Earlier this month, I had the pleasure of speaking at the Nonprofit Centers Network (NCN) conference, Building Opportunities, in Vancouver, BC. NCN is the bi-national organization that has taken the lead in promoting and enhancing the development and operation of shared spaces. If you want to learn about model one-stop hubs and see cutting edge projects around the continent, this is the group with which to connect.
This is the third NCN meeting at which I have spoken. The panel discussion I developed focused on serving clients, often a missing piece for me at these gatherings which provide exceptional information on financing and building centers and sharing back-office services. The topic: Beyond Colocation: Enhanced Services for Clients.
The benefits to clients of colocating agencies (setting multiple services in one location) are obvious in the human services arena. Most people who need help require an array of services provided by more than one organization. Those using medical services need mental health supports. Families seeking housing may need financial counseling. The examples are endless. Where services are located next to one another, clients can easily find the many programs they need.

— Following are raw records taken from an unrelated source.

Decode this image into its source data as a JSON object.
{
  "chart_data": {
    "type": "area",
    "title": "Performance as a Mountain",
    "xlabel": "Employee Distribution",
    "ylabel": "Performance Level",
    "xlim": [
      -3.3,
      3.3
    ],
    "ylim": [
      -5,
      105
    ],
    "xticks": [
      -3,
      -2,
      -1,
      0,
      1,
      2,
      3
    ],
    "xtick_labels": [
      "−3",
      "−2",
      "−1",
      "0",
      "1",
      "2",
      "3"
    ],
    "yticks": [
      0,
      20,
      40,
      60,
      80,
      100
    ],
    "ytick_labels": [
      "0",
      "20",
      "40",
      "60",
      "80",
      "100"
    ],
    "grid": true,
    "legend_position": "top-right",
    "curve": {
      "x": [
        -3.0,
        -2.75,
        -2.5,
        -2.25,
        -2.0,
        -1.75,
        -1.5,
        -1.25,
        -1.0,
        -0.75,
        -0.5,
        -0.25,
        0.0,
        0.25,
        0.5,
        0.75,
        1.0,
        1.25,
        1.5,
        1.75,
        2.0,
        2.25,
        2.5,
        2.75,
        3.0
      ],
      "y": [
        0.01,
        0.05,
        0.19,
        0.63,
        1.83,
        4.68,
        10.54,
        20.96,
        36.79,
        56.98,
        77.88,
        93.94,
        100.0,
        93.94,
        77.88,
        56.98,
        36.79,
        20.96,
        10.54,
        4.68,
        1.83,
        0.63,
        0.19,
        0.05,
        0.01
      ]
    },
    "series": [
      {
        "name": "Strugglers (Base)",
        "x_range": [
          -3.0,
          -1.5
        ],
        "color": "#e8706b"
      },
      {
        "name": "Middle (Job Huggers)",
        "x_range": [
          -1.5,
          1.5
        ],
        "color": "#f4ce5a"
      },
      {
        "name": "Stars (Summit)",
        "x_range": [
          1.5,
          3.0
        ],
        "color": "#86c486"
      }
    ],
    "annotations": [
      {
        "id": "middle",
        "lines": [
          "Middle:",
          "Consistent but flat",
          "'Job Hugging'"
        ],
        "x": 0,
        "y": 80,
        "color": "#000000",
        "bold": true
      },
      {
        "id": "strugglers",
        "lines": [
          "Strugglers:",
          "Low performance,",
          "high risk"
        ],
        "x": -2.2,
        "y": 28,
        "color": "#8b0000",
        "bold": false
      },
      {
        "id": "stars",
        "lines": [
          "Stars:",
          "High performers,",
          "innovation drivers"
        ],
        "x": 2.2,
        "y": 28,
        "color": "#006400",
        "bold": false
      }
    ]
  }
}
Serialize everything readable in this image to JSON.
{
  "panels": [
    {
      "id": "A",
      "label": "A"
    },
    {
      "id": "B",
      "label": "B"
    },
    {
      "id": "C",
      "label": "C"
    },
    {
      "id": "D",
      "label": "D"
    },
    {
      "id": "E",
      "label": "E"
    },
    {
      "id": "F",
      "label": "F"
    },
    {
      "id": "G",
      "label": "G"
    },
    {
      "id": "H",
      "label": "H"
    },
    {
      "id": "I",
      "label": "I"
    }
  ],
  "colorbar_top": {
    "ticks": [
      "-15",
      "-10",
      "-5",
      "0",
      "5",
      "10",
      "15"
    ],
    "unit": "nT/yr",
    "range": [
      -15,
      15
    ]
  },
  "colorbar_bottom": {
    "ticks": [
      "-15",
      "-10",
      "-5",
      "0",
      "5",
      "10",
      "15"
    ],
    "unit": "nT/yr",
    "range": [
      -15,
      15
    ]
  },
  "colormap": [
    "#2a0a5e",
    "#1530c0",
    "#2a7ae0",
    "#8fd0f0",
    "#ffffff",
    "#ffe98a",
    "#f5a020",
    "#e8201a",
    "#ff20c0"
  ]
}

But what happens when the services provided are not enough? What happens when financial, language or other barriers limit the ability to navigate to services. Or when the services are not there? What is the role of a one stop center? What do we provide beyond colocation for people seeking help?
We believe our job is to provide someone with whom people can talk and receive help navigating what is often a very difficult system. Years ago a “wayfinding expert” (we thought we hired a “sign guy”) taught us that no matter how sophisticated your signage, 15% of people will always want to talk directly to someone face to face. If that is true of getting from point A to point B, imagine the need to talk face to face while discussing your mother’s financial distress or your child’s mental illness.
One-stop centers do not come commonly with an information and referral expert, I have learned from NCN events. This is something that needs to be envisioned, planned and funded. At Together Center, we have full-time referral help. At our Front Door, we have also added advocates, a Cultural Navigator Program, free public phones, a touchscreen navigation system and much more.
Colocation is key to our ability to leverage the services of 20 agencies. Thinking beyond colocation is how we are doing more for people seeking help.